Land–Sea Thermal Contrast and Intensity of the North American Monsoon under Climate Change Conditions

Abstract

Abstract The hypothesis that global warming during the twenty-first century will increase the land–sea thermal contrast (LSTC) and therefore the intensity of early season precipitation of the North American monsoon (NAM) is examined. To test this hypothesis, future changes (2075–99 minus 1979–2004 means) in LSTC, moisture flux convergence (MFC), vertical velocity, and precipitation in the region are analyzed using six global climate models (GCMs) from phase 5 of the Coupled Model Intercomparison Project (CMIP5) under the representative concentration pathway 8.5 (RCP8.5) emission scenario.
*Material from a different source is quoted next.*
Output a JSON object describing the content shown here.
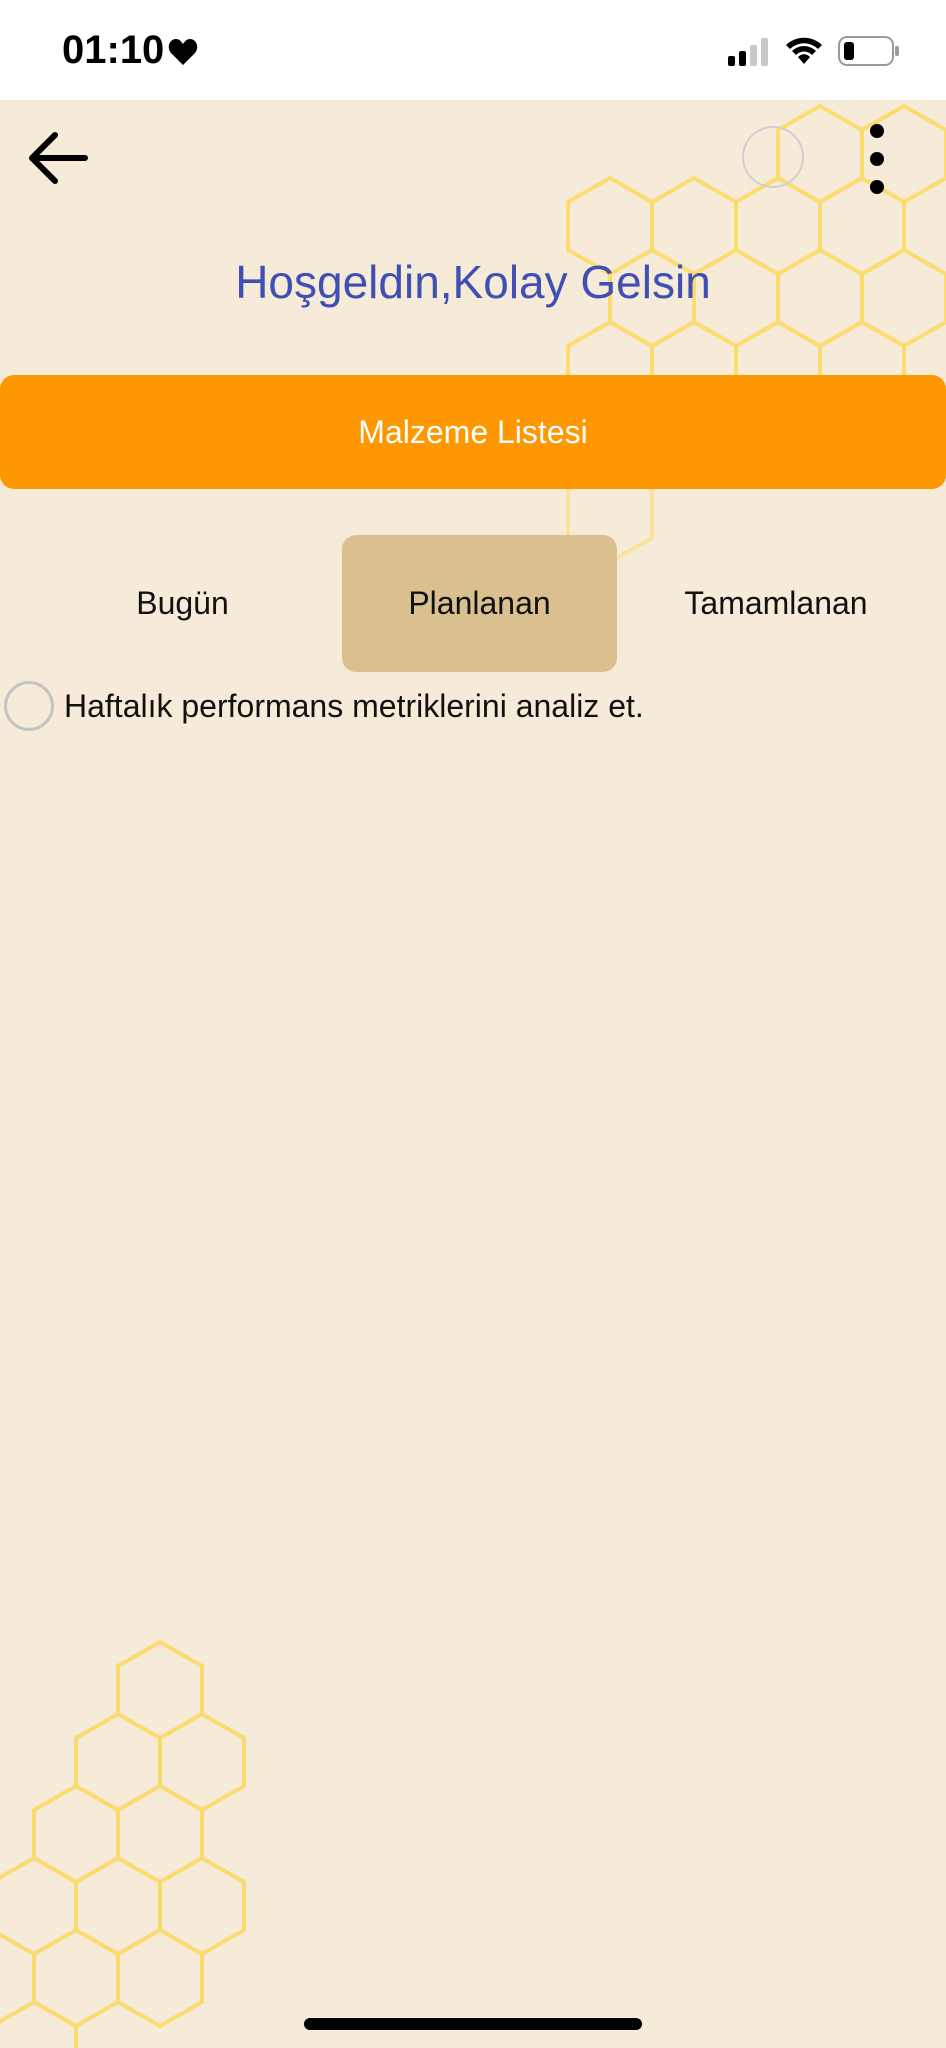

A surface LSTC index shows that the continent becomes warmer than the ocean in May in the North American Regional Reanalysis (NARR) and ECMWF Interim Re-Analysis (ERA-Interim) and in June in the mean ensemble of the GCMs (ens_GCMs), and the magnitude of the positive LSTC is greater in the reanalyses than in the ens_GCMs during the historic period. However, the reanalyses underestimate July–August precipitation in the NAM region, while the ens_GCMs reproduces the peak season surprisingly well but overestimates it the rest of the year. The future ens_GCMs projects a doubling of the magnitude of the positive surface LSTC and an earlier start of the continental summer warming in mid-May. Contrary to the stated hypothesis, however, the mean projection suggests a slight decrease of monsoon coastal precipitation during June–August (JJA), which is attributed to increased midtropospheric subsidence, a reduced midtropospheric LSTC, and reduced MFC in the NAM coastal region. In contrast, the future ens_GCMs produces increased MFC and precipitation over the adjacent mountains during JJA and significantly more rainfall over the entire NAM region during September–October, weakening the monsoon retreat.